Wed Apr 24 15:06:52 EDT 2024

In article <v0bhum$laq$1 at panix2.panix.com>,
Scott Dorsey <kludge at panix.com> wrote:
>Dan Cross <cross at spitfire.i.gajendra.net> wrote:
>>The thing is, when you're working at scale, managing services
>>across tens of thousands of machines, you quickly discover that
>>shit happens.  Things sometimes crash randomly; often this is
>>due to a bug, but sometimes it's just because the OOM killer got
>>greedy due to the delayed effects of a poor scheduling decision,
>>or there was a dip on one of the voltage rails and a DIMM lost a
>>bit, or a job landed on a machine that's got some latent
>>hardware fault and it just happened to wiggle things in just the
>>right way so that a 1 turned into a 0 (or vice versa), or any
>>number of other things that may or may not have anything to do
>>with the service itself.
>
>Oh, I understand this completely.  I have stood in the middle of a large
>colocation facility and listened to Windows reboot sounds every second or
>two coming from different places in the room each time.
>
>What I don't necessarily understand is why people consider this acceptable.
>People today just seem to think this is the normal way of doing business.
>Surely we can do better.

Because it's the law of large numbers, not any particular fault
that can be reasonably addressed by an individual, organization,
etc.

If a marginal solder joint mechanically weakened by a bumpy ride
in a truck causes something to short, and that current draw on a
bus spikes over some threshold, pulling a voltage regulator out
of spec and causing voltage to sag by some nominal amount that
pulls another component on a different server below its marginal
threshold for a logic value and a bit flips, what are you, the
software engineer, supposed to do to tolerate that, let alone
recover from it?  It's not a software bug, it's the confluence
of a large number of factors that only emerge when you run at a
scale with tens or hundreds of thousands of systems.

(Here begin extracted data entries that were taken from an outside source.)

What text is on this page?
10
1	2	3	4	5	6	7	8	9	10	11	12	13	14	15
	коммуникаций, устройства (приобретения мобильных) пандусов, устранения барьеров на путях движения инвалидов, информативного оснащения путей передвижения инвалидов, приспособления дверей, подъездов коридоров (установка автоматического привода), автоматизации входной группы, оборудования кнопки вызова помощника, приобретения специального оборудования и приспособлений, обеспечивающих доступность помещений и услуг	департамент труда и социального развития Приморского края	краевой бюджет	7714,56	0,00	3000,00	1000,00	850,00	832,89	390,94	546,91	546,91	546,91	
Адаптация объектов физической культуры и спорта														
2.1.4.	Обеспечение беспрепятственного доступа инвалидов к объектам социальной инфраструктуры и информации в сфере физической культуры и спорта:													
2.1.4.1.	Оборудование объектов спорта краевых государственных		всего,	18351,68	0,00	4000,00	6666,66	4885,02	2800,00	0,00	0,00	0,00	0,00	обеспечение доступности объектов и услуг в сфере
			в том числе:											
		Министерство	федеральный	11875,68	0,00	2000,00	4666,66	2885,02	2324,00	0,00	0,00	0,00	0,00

Google had a datacenter outage once, due to a diesel generator
catching on fire; there was a small leak and the ambient
temperature in the room with the generator exceeded the fuel's
flashpoint.  "How does that happen?" you ask, since the auto
ignition temperatore of diesel fuel is actually pretty high.  It
turns out that that is for liquids, and doesn't apply if the
fuel is aerosolized; the particular failure mode here was a
hairline fracture in the generator's fuel manifold.  Diesel
forced through it was aerosolized and the ambient temperature
hit the fuel's flashpoint.  Whoops.  Cummins had never seen that
failure mode before; it was literally one in a million.  The
solution, incidentally, was to wrap a flash-resistent cloth
around the manifold; basically putting a diaper on it, to keep
escaped fuel liquid.

Can we do better?  Maybe.  There were some lessons learned in
that failure; in part, making sure that the battery room doesn't
flood if the generator catches on fire (another part of the
story).  But the reliability of hyperscalar operations is
already ridiculously high.  They do it by using redundency and
designing in an _expectation_ of failure: multiple layers of
redundent load balancers, sharding traffic across multiple
backends, redundant storage in multiple geolocations, etc.  But
a single computer failing and rebooting?  That's expected.  The
enterprise is, of course, much further behind, but I'd argue on
balance even they do all right, all things considered.

	- Dan C.